我會懷念你的,我尊敬的Ingmar Bergman~

Wednesday, April 04, 2007

I don't want to sleep alone



自上次杜生的《放‧逐》之後,已經有好一段時間沒有再更新這裡,直到今晚,看了電影節首播的《黑眼圈》(I don't want to sleep alone) -directed by 蔡明亮

所有認識我的朋友,都知道我是蔡明亮的fans,我一直都好害怕他忽然厭倦了主流社會對他在電影裡過份自我沉溺的摒棄,而從此不再當導演,但今次看過《黑》之後,我絕對覺得,他走出了,不再是那個像神話裡的水仙子一樣,他看到的,比從前更多。

《黑眼圈》的譯名很好,一句 I don't want to sleep alone,道盡了人與人之間的寂寞與沉淪。故事弔詭在發生地點─馬來西亞─吉隆坡。馬來西亞除了雙子塔之外,明顯地就不算是一個富裕國家,國家甚至乎平凡得沒有特色,沒有人人都說的方言,廣東話、馬拉話、普通話、英文都在社會上流行著,馬拉人跟中國人的分佈幾乎對稱,在這個收音機、電視、跟人說話有那麼多種不同表達方式的世界裡,出現了兩個長得一模一樣但同樣不說話的李康生。一個是植物人,另一個就像村上春樹筆下的人一樣得了莫名奇妙的失語症。兩個不同背景但沉默的男人,掉在一遍方言千奇百怪的土地上。

失語症的李康生流落在一個複雜的環境,沒有錢,闖進了低下階層工人的家,身體被打傷,悶哼一聲也沒有,在工人面前,他宛如一個初生嬰兒,細膩被呵護著,很快就得到來至大家搬得很辛苦,質地很厚的床褥的半個床位。看著工人照顧著他,到他自己康復後自己走出去認識陳湘琪,工人到默默地做好giver這個角色,情況讓我想起bergman的《persona》,receiver卻沒有設定該用甚麼語言去答謝,只有繼續當一個receiver的角色。

當然,從queer的角度去看,工人這個giver的角色打破了原有的二元對立,陳湘琪那邊廂在照顧植物人的小康,不帶感情的,甚至乎是很粗暴地替他抹身洗面刷牙,但工人卻細心得很,每一個晚上空出半個床位給流浪的小康。蔡明亮這個手法做得很好,令我看得很入迷,不再一定只是女人才會做giver的角色,其實男性也可以的(當然這裡貫徹蔡的電影裡同性戀的母題)。
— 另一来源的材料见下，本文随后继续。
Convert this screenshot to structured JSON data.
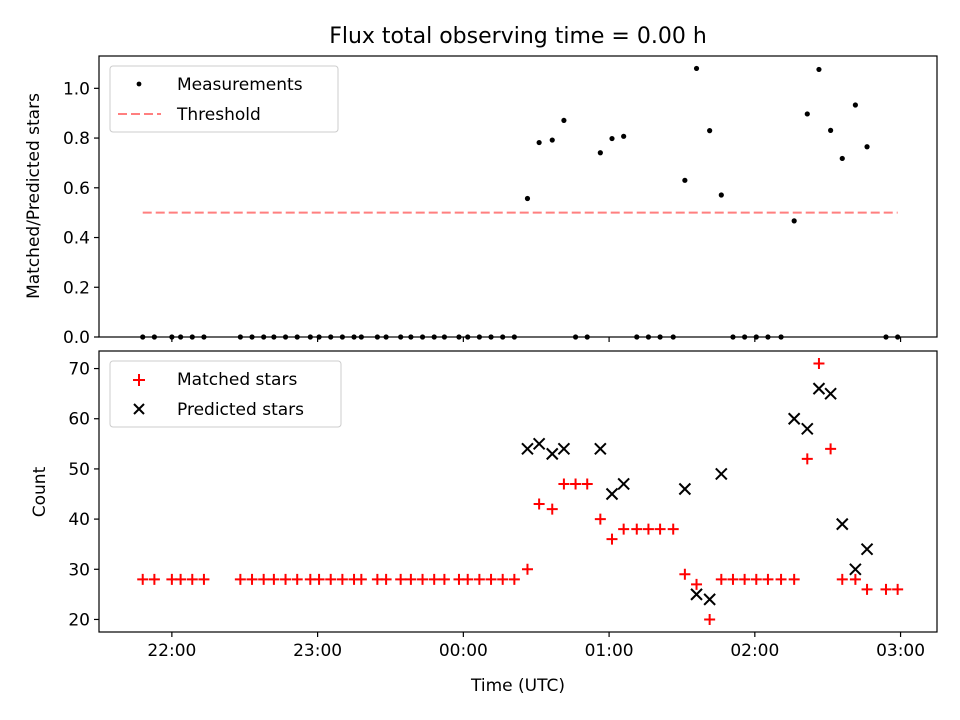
{
  "title": "Flux total observing time = 0.00 h",
  "colors": {
    "measurement": "#000000",
    "threshold": "#ff7f7f",
    "matched": "#ff0000",
    "predicted": "#000000"
  },
  "chart_data": [
    {
      "type": "scatter",
      "title": "Flux total observing time = 0.00 h",
      "xlabel": "",
      "ylabel": "Matched/Predicted stars",
      "x_unit": "hours since 00:00 UTC",
      "xlim": [
        -2.5,
        3.25
      ],
      "ylim": [
        0.0,
        1.13
      ],
      "yticks": [
        0.0,
        0.2,
        0.4,
        0.6,
        0.8,
        1.0
      ],
      "ytick_labels": [
        "0.0",
        "0.2",
        "0.4",
        "0.6",
        "0.8",
        "1.0"
      ],
      "grid": false,
      "legend_position": "top-left",
      "series": [
        {
          "name": "Measurements",
          "marker": "dot",
          "points": [
            [
              -2.2,
              0.0
            ],
            [
              -2.12,
              0.0
            ],
            [
              -2.0,
              0.0
            ],
            [
              -1.94,
              0.0
            ],
            [
              -1.86,
              0.0
            ],
            [
              -1.78,
              0.0
            ],
            [
              -1.53,
              0.0
            ],
            [
              -1.45,
              0.0
            ],
            [
              -1.37,
              0.0
            ],
            [
              -1.3,
              0.0
            ],
            [
              -1.22,
              0.0
            ],
            [
              -1.14,
              0.0
            ],
            [
              -1.05,
              0.0
            ],
            [
              -0.99,
              0.0
            ],
            [
              -0.91,
              0.0
            ],
            [
              -0.83,
              0.0
            ],
            [
              -0.75,
              0.0
            ],
            [
              -0.7,
              0.0
            ],
            [
              -0.59,
              0.0
            ],
            [
              -0.53,
              0.0
            ],
            [
              -0.43,
              0.0
            ],
            [
              -0.36,
              0.0
            ],
            [
              -0.28,
              0.0
            ],
            [
              -0.2,
              0.0
            ],
            [
              -0.13,
              0.0
            ],
            [
              -0.03,
              0.0
            ],
            [
              0.03,
              0.0
            ],
            [
              0.11,
              0.0
            ],
            [
              0.19,
              0.0
            ],
            [
              0.27,
              0.0
            ],
            [
              0.35,
              0.0
            ],
            [
              0.44,
              0.557
            ],
            [
              0.52,
              0.782
            ],
            [
              0.61,
              0.792
            ],
            [
              0.69,
              0.871
            ],
            [
              0.77,
              0.0
            ],
            [
              0.85,
              0.0
            ],
            [
              0.94,
              0.741
            ],
            [
              1.02,
              0.798
            ],
            [
              1.1,
              0.807
            ],
            [
              1.19,
              0.0
            ],
            [
              1.27,
              0.0
            ],
            [
              1.35,
              0.0
            ],
            [
              1.44,
              0.0
            ],
            [
              1.52,
              0.63
            ],
            [
              1.6,
              1.08
            ],
            [
              1.69,
              0.83
            ],
            [
              1.77,
              0.571
            ],
            [
              1.85,
              0.0
            ],
            [
              1.93,
              0.0
            ],
            [
              2.01,
              0.0
            ],
            [
              2.09,
              0.0
            ],
            [
              2.18,
              0.0
            ],
            [
              2.27,
              0.467
            ],
            [
              2.36,
              0.897
            ],
            [
              2.44,
              1.076
            ],
            [
              2.52,
              0.831
            ],
            [
              2.6,
              0.718
            ],
            [
              2.69,
              0.933
            ],
            [
              2.77,
              0.765
            ],
            [
              2.9,
              0.0
            ],
            [
              2.98,
              0.0
            ]
          ]
        },
        {
          "name": "Threshold",
          "style": "dashed",
          "points": [
            [
              -2.2,
              0.5
            ],
            [
              2.98,
              0.5
            ]
          ]
        }
      ]
    },
    {
      "type": "scatter",
      "title": "",
      "xlabel": "Time (UTC)",
      "ylabel": "Count",
      "x_unit": "hours since 00:00 UTC",
      "xlim": [
        -2.5,
        3.25
      ],
      "ylim": [
        17.5,
        73.5
      ],
      "yticks": [
        20,
        30,
        40,
        50,
        60,
        70
      ],
      "ytick_labels": [
        "20",
        "30",
        "40",
        "50",
        "60",
        "70"
      ],
      "xticks": [
        -2,
        -1,
        0,
        1,
        2,
        3
      ],
      "xtick_labels": [
        "22:00",
        "23:00",
        "00:00",
        "01:00",
        "02:00",
        "03:00"
      ],
      "grid": false,
      "legend_position": "top-left",
      "series": [
        {
          "name": "Matched stars",
          "marker": "plus",
          "points": [
            [
              -2.2,
              28
            ],
            [
              -2.12,
              28
            ],
            [
              -2.0,
              28
            ],
            [
              -1.94,
              28
            ],
            [
              -1.86,
              28
            ],
            [
              -1.78,
              28
            ],
            [
              -1.53,
              28
            ],
            [
              -1.45,
              28
            ],
            [
              -1.37,
              28
            ],
            [
              -1.3,
              28
            ],
            [
              -1.22,
              28
            ],
            [
              -1.14,
              28
            ],
            [
              -1.05,
              28
            ],
            [
              -0.99,
              28
            ],
            [
              -0.91,
              28
            ],
            [
              -0.83,
              28
            ],
            [
              -0.75,
              28
            ],
            [
              -0.7,
              28
            ],
            [
              -0.59,
              28
            ],
            [
              -0.53,
              28
            ],
            [
              -0.43,
              28
            ],
            [
              -0.36,
              28
            ],
            [
              -0.28,
              28
            ],
            [
              -0.2,
              28
            ],
            [
              -0.13,
              28
            ],
            [
              -0.03,
              28
            ],
            [
              0.03,
              28
            ],
            [
              0.11,
              28
            ],
            [
              0.19,
              28
            ],
            [
              0.27,
              28
            ],
            [
              0.35,
              28
            ],
            [
              0.44,
              30
            ],
            [
              0.52,
              43
            ],
            [
              0.61,
              42
            ],
            [
              0.69,
              47
            ],
            [
              0.77,
              47
            ],
            [
              0.85,
              47
            ],
            [
              0.94,
              40
            ],
            [
              1.02,
              36
            ],
            [
              1.1,
              38
            ],
            [
              1.19,
              38
            ],
            [
              1.27,
              38
            ],
            [
              1.35,
              38
            ],
            [
              1.44,
              38
            ],
            [
              1.52,
              29
            ],
            [
              1.6,
              27
            ],
            [
              1.69,
              20
            ],
            [
              1.77,
              28
            ],
            [
              1.85,
              28
            ],
            [
              1.93,
              28
            ],
            [
              2.01,
              28
            ],
            [
              2.09,
              28
            ],
            [
              2.18,
              28
            ],
            [
              2.27,
              28
            ],
            [
              2.36,
              52
            ],
            [
              2.44,
              71
            ],
            [
              2.52,
              54
            ],
            [
              2.6,
              28
            ],
            [
              2.69,
              28
            ],
            [
              2.77,
              26
            ],
            [
              2.9,
              26
            ],
            [
              2.98,
              26
            ]
          ]
        },
        {
          "name": "Predicted stars",
          "marker": "x",
          "points": [
            [
              0.44,
              54
            ],
            [
              0.52,
              55
            ],
            [
              0.61,
              53
            ],
            [
              0.69,
              54
            ],
            [
              0.94,
              54
            ],
            [
              1.02,
              45
            ],
            [
              1.1,
              47
            ],
            [
              1.52,
              46
            ],
            [
              1.6,
              25
            ],
            [
              1.69,
              24
            ],
            [
              1.77,
              49
            ],
            [
              2.27,
              60
            ],
            [
              2.36,
              58
            ],
            [
              2.44,
              66
            ],
            [
              2.52,
              65
            ],
            [
              2.6,
              39
            ],
            [
              2.69,
              30
            ],
            [
              2.77,
              34
            ]
          ]
        }
      ]
    }
  ]
}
我個人最喜歡的,是小康在工地裡遇上一隻很大很大的蝴蝶,那一幕很震憾。因為蝴蝶既代表一種同性戀暗示,亦代表愛情(一雙才是好的表演,但電影裡是單隻的),還代表了逍遙。莊周夢蝶。一個人身無分文,到處尋覓,要與自然為一,沒有想過之後,也不需懷念從前。可惜是工人的感情是不能接受,只能夠放手,讓蝴蝶自飛。

沉重的床褥是電影裡一直強調的,每次總要費很多力量才可以把它運送,然而電影最後一個鏡頭,床褥卻是能浮在水面,而且工人、小康和湘琪到在那裡睡得很深很深,一張來歷不明的床褥,把三個害怕獨自睡覺的人拉在一起,但令我想哭的,卻是那個在湘琪房間下,那一個頂著一雙又深又難奈的黑眼圈,不能發出呼求,獨自睡覺的植物人。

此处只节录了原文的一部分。